Noch am selben Nachmittag verlor Rocko zum ersten Mal in der Arena das Gleichgewicht. Er stürzte vor den Bestien, schlitterte über dem vermaledeiten Boden in die falsche Richtung und wurde ohne einen einzigen Schrei von sich zu geben, bei lebendigem Leib zerfleischt.

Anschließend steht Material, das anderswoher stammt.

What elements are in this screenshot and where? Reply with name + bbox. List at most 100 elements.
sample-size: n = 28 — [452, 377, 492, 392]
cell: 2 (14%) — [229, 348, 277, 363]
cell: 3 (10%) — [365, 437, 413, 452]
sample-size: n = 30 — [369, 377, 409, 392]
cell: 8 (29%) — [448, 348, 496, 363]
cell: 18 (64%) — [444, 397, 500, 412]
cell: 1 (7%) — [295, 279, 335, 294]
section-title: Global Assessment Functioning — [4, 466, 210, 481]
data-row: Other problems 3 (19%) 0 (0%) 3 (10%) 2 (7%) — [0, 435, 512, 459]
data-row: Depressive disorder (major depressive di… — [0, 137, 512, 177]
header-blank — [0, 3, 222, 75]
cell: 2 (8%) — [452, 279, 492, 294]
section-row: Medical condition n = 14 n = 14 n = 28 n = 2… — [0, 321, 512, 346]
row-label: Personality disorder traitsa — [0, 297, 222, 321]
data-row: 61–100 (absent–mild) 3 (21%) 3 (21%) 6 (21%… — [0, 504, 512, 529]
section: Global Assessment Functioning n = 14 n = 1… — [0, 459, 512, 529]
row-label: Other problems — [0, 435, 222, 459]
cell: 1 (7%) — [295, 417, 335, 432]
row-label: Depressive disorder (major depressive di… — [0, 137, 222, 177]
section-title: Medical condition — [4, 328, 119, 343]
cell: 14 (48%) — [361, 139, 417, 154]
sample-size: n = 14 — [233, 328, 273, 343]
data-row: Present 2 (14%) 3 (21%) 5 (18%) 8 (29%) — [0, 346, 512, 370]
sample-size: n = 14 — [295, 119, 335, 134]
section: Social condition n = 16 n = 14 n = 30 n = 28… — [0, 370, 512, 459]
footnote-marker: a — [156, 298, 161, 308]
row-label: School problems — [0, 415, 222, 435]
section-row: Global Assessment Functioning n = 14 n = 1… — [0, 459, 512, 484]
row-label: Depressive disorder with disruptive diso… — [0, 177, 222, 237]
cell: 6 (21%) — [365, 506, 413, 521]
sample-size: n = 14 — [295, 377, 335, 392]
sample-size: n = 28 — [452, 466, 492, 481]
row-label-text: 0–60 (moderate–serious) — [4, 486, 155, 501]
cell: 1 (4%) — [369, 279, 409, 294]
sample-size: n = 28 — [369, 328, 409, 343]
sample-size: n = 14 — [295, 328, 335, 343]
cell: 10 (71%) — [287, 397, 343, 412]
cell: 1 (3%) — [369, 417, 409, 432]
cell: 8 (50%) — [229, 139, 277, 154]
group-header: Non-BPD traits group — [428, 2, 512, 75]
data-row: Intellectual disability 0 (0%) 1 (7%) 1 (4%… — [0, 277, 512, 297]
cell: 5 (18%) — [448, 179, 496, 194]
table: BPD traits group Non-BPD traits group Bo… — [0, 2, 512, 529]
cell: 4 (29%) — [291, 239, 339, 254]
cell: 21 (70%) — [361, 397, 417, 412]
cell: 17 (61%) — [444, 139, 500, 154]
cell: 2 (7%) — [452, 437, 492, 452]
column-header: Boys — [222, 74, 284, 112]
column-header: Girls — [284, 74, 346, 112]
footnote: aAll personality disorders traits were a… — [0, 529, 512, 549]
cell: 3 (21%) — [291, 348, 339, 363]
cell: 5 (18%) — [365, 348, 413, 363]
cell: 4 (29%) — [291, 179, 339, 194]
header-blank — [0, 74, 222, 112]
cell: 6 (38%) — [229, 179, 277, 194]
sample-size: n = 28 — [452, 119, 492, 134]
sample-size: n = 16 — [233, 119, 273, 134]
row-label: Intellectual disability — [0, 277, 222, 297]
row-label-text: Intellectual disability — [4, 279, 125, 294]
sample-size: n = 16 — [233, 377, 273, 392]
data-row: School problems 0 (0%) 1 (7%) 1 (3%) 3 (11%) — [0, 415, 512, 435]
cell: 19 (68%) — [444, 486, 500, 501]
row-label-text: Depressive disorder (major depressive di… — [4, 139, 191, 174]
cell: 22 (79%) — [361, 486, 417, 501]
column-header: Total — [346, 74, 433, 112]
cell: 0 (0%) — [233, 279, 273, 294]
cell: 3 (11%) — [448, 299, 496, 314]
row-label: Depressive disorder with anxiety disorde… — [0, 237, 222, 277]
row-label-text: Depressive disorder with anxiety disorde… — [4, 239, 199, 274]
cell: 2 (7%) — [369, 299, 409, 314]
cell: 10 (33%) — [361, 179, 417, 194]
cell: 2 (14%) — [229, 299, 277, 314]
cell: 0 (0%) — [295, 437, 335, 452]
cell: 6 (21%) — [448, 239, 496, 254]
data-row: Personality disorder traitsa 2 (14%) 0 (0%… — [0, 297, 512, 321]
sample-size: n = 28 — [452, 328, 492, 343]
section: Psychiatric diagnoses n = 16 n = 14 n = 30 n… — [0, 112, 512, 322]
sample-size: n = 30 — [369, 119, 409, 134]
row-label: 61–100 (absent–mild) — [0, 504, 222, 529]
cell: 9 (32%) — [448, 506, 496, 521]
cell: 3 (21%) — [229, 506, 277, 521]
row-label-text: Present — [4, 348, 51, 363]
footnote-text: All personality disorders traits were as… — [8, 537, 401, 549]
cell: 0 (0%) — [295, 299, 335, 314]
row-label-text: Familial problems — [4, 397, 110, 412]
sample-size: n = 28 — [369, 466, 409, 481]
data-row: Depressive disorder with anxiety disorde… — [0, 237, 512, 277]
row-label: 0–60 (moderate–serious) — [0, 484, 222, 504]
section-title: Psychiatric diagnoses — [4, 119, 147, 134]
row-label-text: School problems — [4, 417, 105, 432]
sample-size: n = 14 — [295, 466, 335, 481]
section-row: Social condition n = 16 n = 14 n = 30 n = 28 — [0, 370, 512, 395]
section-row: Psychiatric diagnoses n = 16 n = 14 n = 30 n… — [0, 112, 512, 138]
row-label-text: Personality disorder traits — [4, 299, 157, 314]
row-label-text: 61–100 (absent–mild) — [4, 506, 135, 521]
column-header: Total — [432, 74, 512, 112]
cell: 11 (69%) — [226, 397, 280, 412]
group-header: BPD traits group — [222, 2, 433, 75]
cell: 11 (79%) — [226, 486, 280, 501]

„Glückwünsch!“, sagte Lanista. „Jetzt bist du der Dienstälteste. Aber erwarte keine Sonderbehandlung.“
„Gibt’s wenigstens eine goldene Uhr?“
Lanista schnaubte verächtlich. Aber mal im Ernst, wenn man Lanista lange genug kennt, dann kann man fast glauben, in seinen Augen so etwas ähnliches wie abgestumpftes Leiden ablesen zu können. Er sagte:
„Jeder auf der Welt hat seinen Job. Jeder macht das, was er macht. Wir stecken halt hier.“
Ich legte die Hand an die Gitter meines Käfigs. „Und es ist ein geiler Job, Chef.“
Er sah mich prüfend an, dann nickte er.
„Androklus.“, sagte er und wir sahen uns gegenseitig in die Augen. „In einer scheiß Welt gibt es nur scheiß Jobs. Friss oder stirb.“
„Du meinst: Friss oder werd gefressen.“
Er nickte.
Die Jungen wären nie auf die Idee gekommen, dass Lanista ein netter Kerl hätte sein können. Aber ich konnte mir vorstellen, dass in einer anderen Welt oder einer anderen Zeit, wir uns an einem Tresen hätten nebeneinander begegnen können. Zu einer Zeit, in der man in Arenen höchstens Fußbälle getreten hätte und nicht Menschen.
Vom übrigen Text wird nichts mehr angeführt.